Member of the Connecticut House of Representatives from the 124th district
- Incumbent
- Assumed office January 7, 2015
- Preceded by: Charles "Don" Clemons, Jr

Personal details
- Born: August 23, 1963 (age 62) New Rochelle, New York, U.S.
- Party: Democratic
- Education: Farmingdale State College (AS)

= Andre Baker =

Connecticut politician

Andre F. Baker Jr. (born August 23, 1963) is an American politician and businessman serving as a member of the Connecticut House of Representatives from the 124th district. He assumed office on January 7, 2015.

== Early life and education ==
Baker was born and raised in New Rochelle, New York.
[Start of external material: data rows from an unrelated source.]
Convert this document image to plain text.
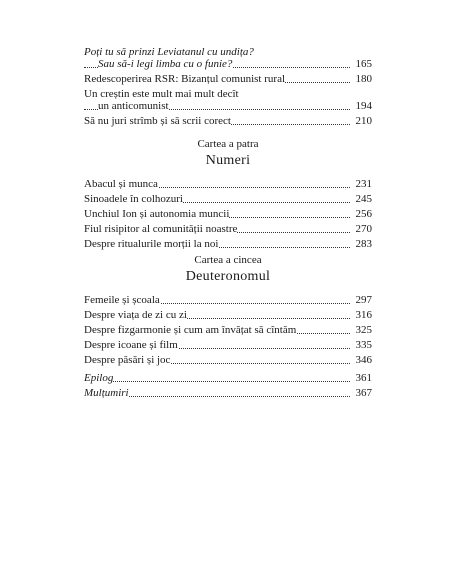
Poți tu să prinzi Leviatanul cu undița?
Sau să-i legi limba cu o funie?	165
Redescoperirea RSR: Bizanțul comunist rural	180
Un creștin este mult mai mult decît
un anticomunist	194
Să nu juri strîmb și să scrii corect	210
Cartea a patra
Numeri
Abacul și munca	231
Sinoadele în colhozuri	245
Unchiul Ion și autonomia muncii	256
Fiul risipitor al comunității noastre	270
Despre ritualurile morții la noi	283
Cartea a cincea
Deuteronomul
Femeile și școala	297
Despre viața de zi cu zi	316
Despre fizgarmonie și cum am învățat să cîntăm	325
Despre icoane și film	335
Despre păsări și joc	346
Epilog	361
Mulțumiri	367
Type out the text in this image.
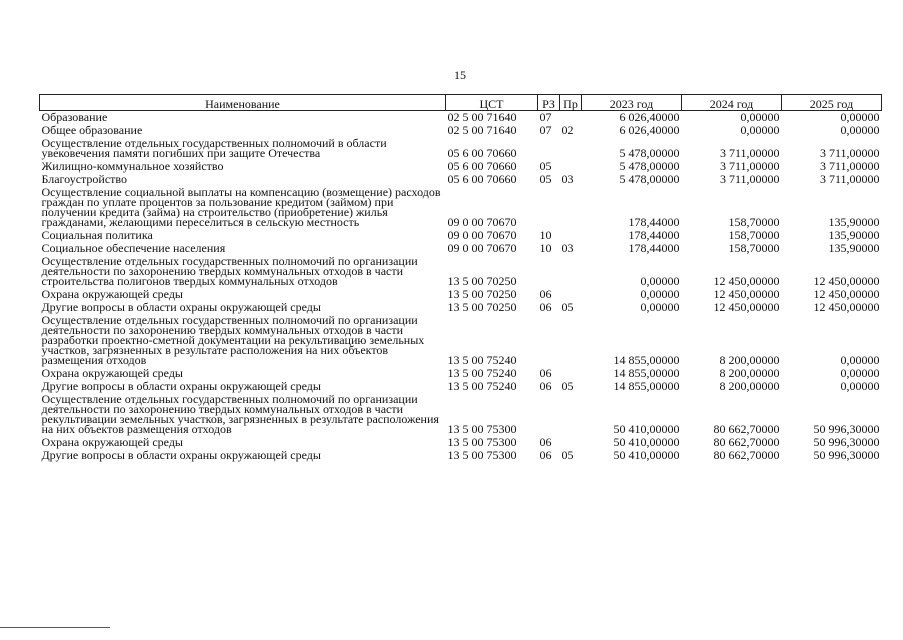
15
Наименование	ЦСТ	РЗ	Пр	2023 год	2024 год	2025 год
Образование	02 5 00 71640	07		6 026,40000	0,00000	0,00000
Общее образование	02 5 00 71640	07	02	6 026,40000	0,00000	0,00000
Осуществление отдельных государственных полномочий в области увековечения памяти погибших при защите Отечества	05 6 00 70660			5 478,00000	3 711,00000	3 711,00000
Жилищно-коммунальное хозяйство	05 6 00 70660	05		5 478,00000	3 711,00000	3 711,00000
Благоустройство	05 6 00 70660	05	03	5 478,00000	3 711,00000	3 711,00000
Осуществление социальной выплаты на компенсацию (возмещение) расходов граждан по уплате процентов за пользование кредитом (займом) при получении кредита (займа) на строительство (приобретение) жилья гражданами, желающими переселиться в сельскую местность	09 0 00 70670			178,44000	158,70000	135,90000
Социальная политика	09 0 00 70670	10		178,44000	158,70000	135,90000
Социальное обеспечение населения	09 0 00 70670	10	03	178,44000	158,70000	135,90000
Осуществление отдельных государственных полномочий по организации деятельности по захоронению твердых коммунальных отходов в части строительства полигонов твердых коммунальных отходов	13 5 00 70250			0,00000	12 450,00000	12 450,00000
Охрана окружающей среды	13 5 00 70250	06		0,00000	12 450,00000	12 450,00000
Другие вопросы в области охраны окружающей среды	13 5 00 70250	06	05	0,00000	12 450,00000	12 450,00000
Осуществление отдельных государственных полномочий по организации деятельности по захоронению твердых коммунальных отходов в части разработки проектно-сметной документации на рекультивацию земельных участков, загрязненных в результате расположения на них объектов размещения отходов	13 5 00 75240			14 855,00000	8 200,00000	0,00000
Охрана окружающей среды	13 5 00 75240	06		14 855,00000	8 200,00000	0,00000
Другие вопросы в области охраны окружающей среды	13 5 00 75240	06	05	14 855,00000	8 200,00000	0,00000
Осуществление отдельных государственных полномочий по организации деятельности по захоронению твердых коммунальных отходов в части рекультивации земельных участков, загрязненных в результате расположения на них объектов размещения отходов	13 5 00 75300			50 410,00000	80 662,70000	50 996,30000
Охрана окружающей среды	13 5 00 75300	06		50 410,00000	80 662,70000	50 996,30000
Другие вопросы в области охраны окружающей среды	13 5 00 75300	06	05	50 410,00000	80 662,70000	50 996,30000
He earned an Associate of Science degree in mortuary science from Farmingdale State College in 1986.

== Career ==
Baker is the owner and CEO of Baker-Isaac Funeral Services in Bridgeport, Connecticut and Baker Funeral Services in South Norwalk, Connecticut. He was also a member of the Bridgeport Common Council for eight years and the Bridgeport Board of Education for two years. Baker was elected to the Connecticut House of Representatives in November 2014 and assumed office on January 7, 2015. During the 2019–2020 legislative session, Baker served as vice chair of the House Planning and Development Committee.